Another option that the CFPB has utilized lately is more of a redlining analysis. Also relying on zip codes, this method examines the census tract or county where the application or loan originated and draws assumptions based on the demographics of the location. Also, potential redlining can be exposed by using the number of small businesses in each census tract (available from Dun & Bradstreet), compared to the bank’s penetration in predominantly minority tracts.
Conducting analyses on small business loans (other than to sole proprietors) can present additional challenges. For example, knowing whether the business is minority or women owned. When the Dodd-Frank Wall Street Reform and Consumer Protection Act was passed, Section 1071 amended the ECOA to require small business data collection. The CFPB is planning to release its proposal later this year. In the meantime, since ECOA prohibits the collection of a business owner’s demographic characteristics, using surrogates to identify race and gender is the only viable option. This would require banks to maintain records of the principal business owner’s full name since it could serve as a surrogate for his or her race and gender. The applicant’s surname could be used to proxy for race and the applicant’s first name could be used to proxy for gender. The Social Security Administration’s Popular Baby Names list is often used for this purpose.

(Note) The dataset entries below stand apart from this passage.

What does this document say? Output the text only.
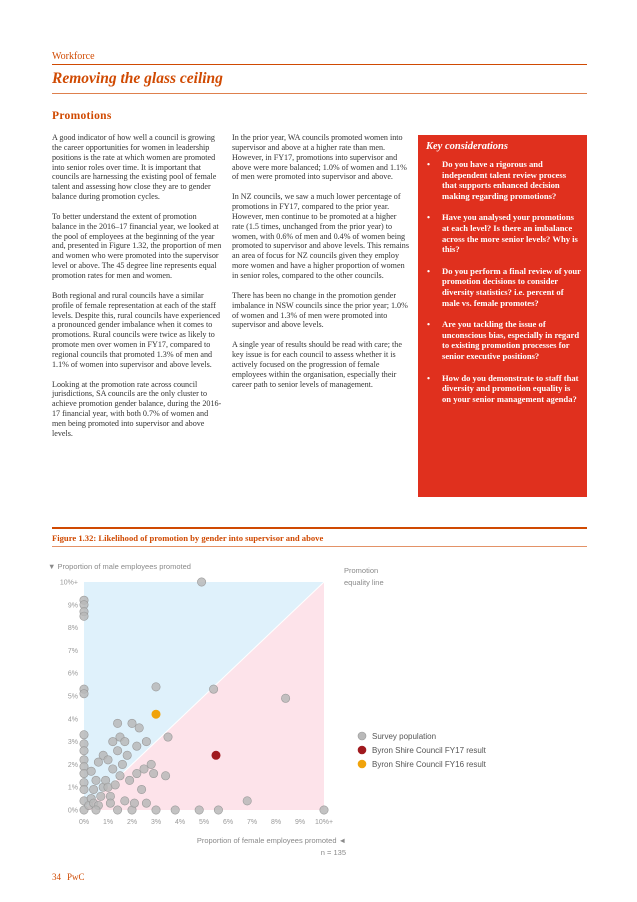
Workforce
Removing the glass ceiling
Promotions

A good indicator of how well a council is growing the career opportunities for women in leadership positions is the rate at which women are promoted into senior roles over time. It is important that councils are harnessing the existing pool of female talent and assessing how close they are to gender balance during promotion cycles.

To better understand the extent of promotion balance in the 2016–17 financial year, we looked at the pool of employees at the beginning of the year and, presented in Figure 1.32, the proportion of men and women who were promoted into the supervisor level or above. The 45 degree line represents equal promotion rates for men and women.

Both regional and rural councils have a similar profile of female representation at each of the staff levels. Despite this, rural councils have experienced a pronounced gender imbalance when it comes to promotions. Rural councils were twice as likely to promote men over women in FY17, compared to regional councils that promoted 1.3% of men and 1.1% of women into supervisor and above levels.

Looking at the promotion rate across council jurisdictions, SA councils are the only cluster to achieve promotion gender balance, during the 2016-17 financial year, with both 0.7% of women and men being promoted into supervisor and above levels.

In the prior year, WA councils promoted women into supervisor and above at a higher rate than men. However, in FY17, promotions into supervisor and above were more balanced; 1.0% of women and 1.1% of men were promoted into supervisor and above.

In NZ councils, we saw a much lower percentage of promotions in FY17, compared to the prior year. However, men continue to be promoted at a higher rate (1.5 times, unchanged from the prior year) to women, with 0.6% of men and 0.4% of women being promoted to supervisor and above levels. This remains an area of focus for NZ councils given they employ more women and have a higher proportion of women in senior roles, compared to the other councils.

There has been no change in the promotion gender imbalance in NSW councils since the prior year; 1.0% of women and 1.3% of men were promoted into supervisor and above levels.

A single year of results should be read with care; the key issue is for each council to assess whether it is actively focused on the progression of female employees within the organisation, especially their career path to senior levels of management.

Key considerations
• Do you have a rigorous and independent talent review process that supports enhanced decision making regarding promotions?
• Have you analysed your promotions at each level? Is there an imbalance across the more senior levels? Why is this?
• Do you perform a final review of your promotion decisions to consider diversity statistics? i.e. percent of male vs. female promotes?
• Are you tackling the issue of unconscious bias, especially in regard to existing promotion processes for senior executive positions?
• How do you demonstrate to staff that diversity and promotion equality is on your senior management agenda?
Figure 1.32: Likelihood of promotion by gender into supervisor and above
0%
1%
2%
3%
4%
5%
6%
7%
8%
9%
10%+
0% 1% 2% 3% 4% 5% 6% 7% 8% 9% 10%+
▼ Proportion of male employees promoted
Proportion of female employees promoted ◄
n = 135
Promotion
equality line
Survey population
Byron Shire Council FY17 result
Byron Shire Council FY16 result
34 PwC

Another challenge in conducting a fair lending analysis could be the lack of information available for non-originated loans. Most loan origination systems include the data fields necessary to perform analyses, yet too often banks fail to populate all these fields. In the case of small business or commercial loans, non-originated loans may not even be tracked by the institution. Inadequate data leads to unreliable results, which inhibits the banks’ ability to identify potential fair lending risks accurately. Banks should have procedures in place to ensure the proper collection of all relevant data to conduct a fair lending analysis.
Available Resources
Software vendors and consultants perform fair lending data analysis, and there are resources available if your bank is not in a position to invest in software. For instance, during a 2013 Federal Reserve Outlook Live webinar entitled “2013 Interagency Fair Lending Hot Topics,” a Step-by-Step Guide to Coding for Gender and Ethnicity (“Guide”) was included in the presentation materials. The Guide offers a method for inferring an applicant’s gender and ethnicity by using their first and last name, based on female and Hispanic names lists from the U.S. Census. Also included in the materials are examples of hypothetical loan data along with the lists and the formulas required to perform the calculations in Excel. The only caveat is that an intermediate to expert knowledge of Microsoft Excel is necessary.
Conclusions
Whether it is understanding the bank’s fair lending risk, integrity of the data, or ability to conduct analysis, the goal of knowing what kind of picture your lending activity paints is not out of reach. Regardless of the method you use, it is possible to achieve the mission of overcoming fair lending challenges in non-mortgage products.